When you share a child with someone and you and that person no longer have a romantic relationship, you may need to determine who is going to care for your shared child and when. While, in some cases, people in your shoes can come up with custody arrangements without involving the court system, others prefer to have the court do so for any number of different reasons.
If you task a Michigan court with deciding on a custody arrangement for your child, you should assume that the court is going to consider a variety of factors before making decisions. Just what are these common factors that the court system may consider when assessing a child’s interests?
While every custody case is different, you should expect the court to factor in the relationships that each person seeking custody has with the child or children at the center of the proceedings. More specifically, the state’s courts are typically going to take into account the love and emotional ties that each party involved in the case has with the child.

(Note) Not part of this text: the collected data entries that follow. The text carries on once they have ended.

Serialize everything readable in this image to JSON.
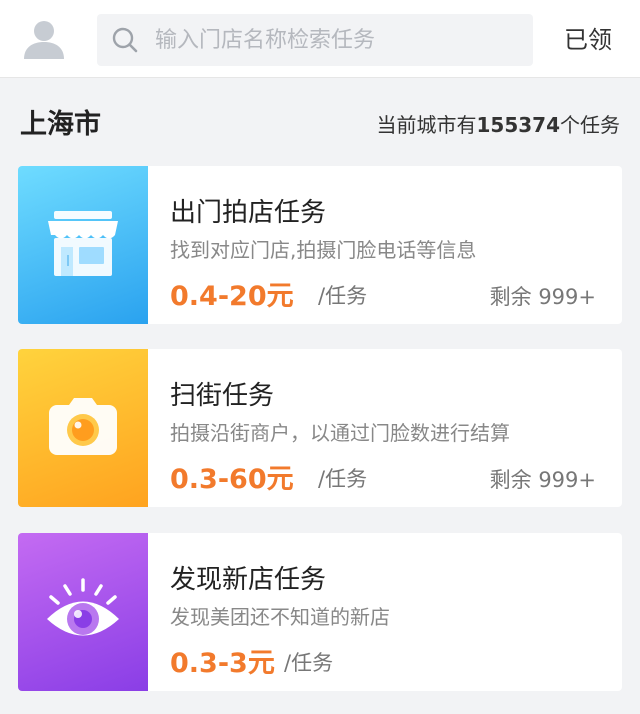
{
  "header": {
    "avatar_icon": "user-avatar-icon",
    "search": {
      "icon": "search-icon",
      "placeholder": "输入门店名称检索任务",
      "value": ""
    },
    "claimed_label": "已领"
  },
  "city": {
    "name": "上海市",
    "summary_prefix": "当前城市有",
    "task_count": "155374",
    "summary_suffix": "个任务"
  },
  "tasks": [
    {
      "title": "出门拍店任务",
      "description": "找到对应门店,拍摄门脸电话等信息",
      "price": "0.4-20元",
      "unit": "/任务",
      "remaining": "剩余 999+",
      "icon": "storefront-icon",
      "gradient_colors": [
        "#6fdcff",
        "#2aa2ef"
      ]
    },
    {
      "title": "扫街任务",
      "description": "拍摄沿街商户，以通过门脸数进行结算",
      "price": "0.3-60元",
      "unit": "/任务",
      "remaining": "剩余 999+",
      "icon": "camera-icon",
      "gradient_colors": [
        "#ffd33d",
        "#ffa31f"
      ]
    },
    {
      "title": "发现新店任务",
      "description": "发现美团还不知道的新店",
      "price": "0.3-3元",
      "unit": "/任务",
      "icon": "eye-icon",
      "gradient_colors": [
        "#c46bf2",
        "#8a3ee6"
      ]
    }
  ],
  "colors": {
    "price_accent": "#f27a2c",
    "background": "#f2f3f5"
  }
}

The court typically also considers the capacity of each party seeking custody to provide financially and otherwise for the child at the center of the case. It may, too, take into account the child’s current living situation and his or her desire to remain there, if applicable. The mental and physical condition of each party seeking custody may also become a determining factor, and so, too, might the character and moral compass of each party seeking custody.
The child’s preferences
When age-appropriate, a court may also consider the wishes of the child in the middle of the custody case before issuing final decisions. While a judge may allow a child under 18 to voice his or her preferences about where to live, kids under 18 cannot legally decide where to live unless they have undergone emancipation.
While this summary offers a broad overview of the factors that Michigan courts may consider in custody cases, this is not an exhaustive list of all areas that may undergo review.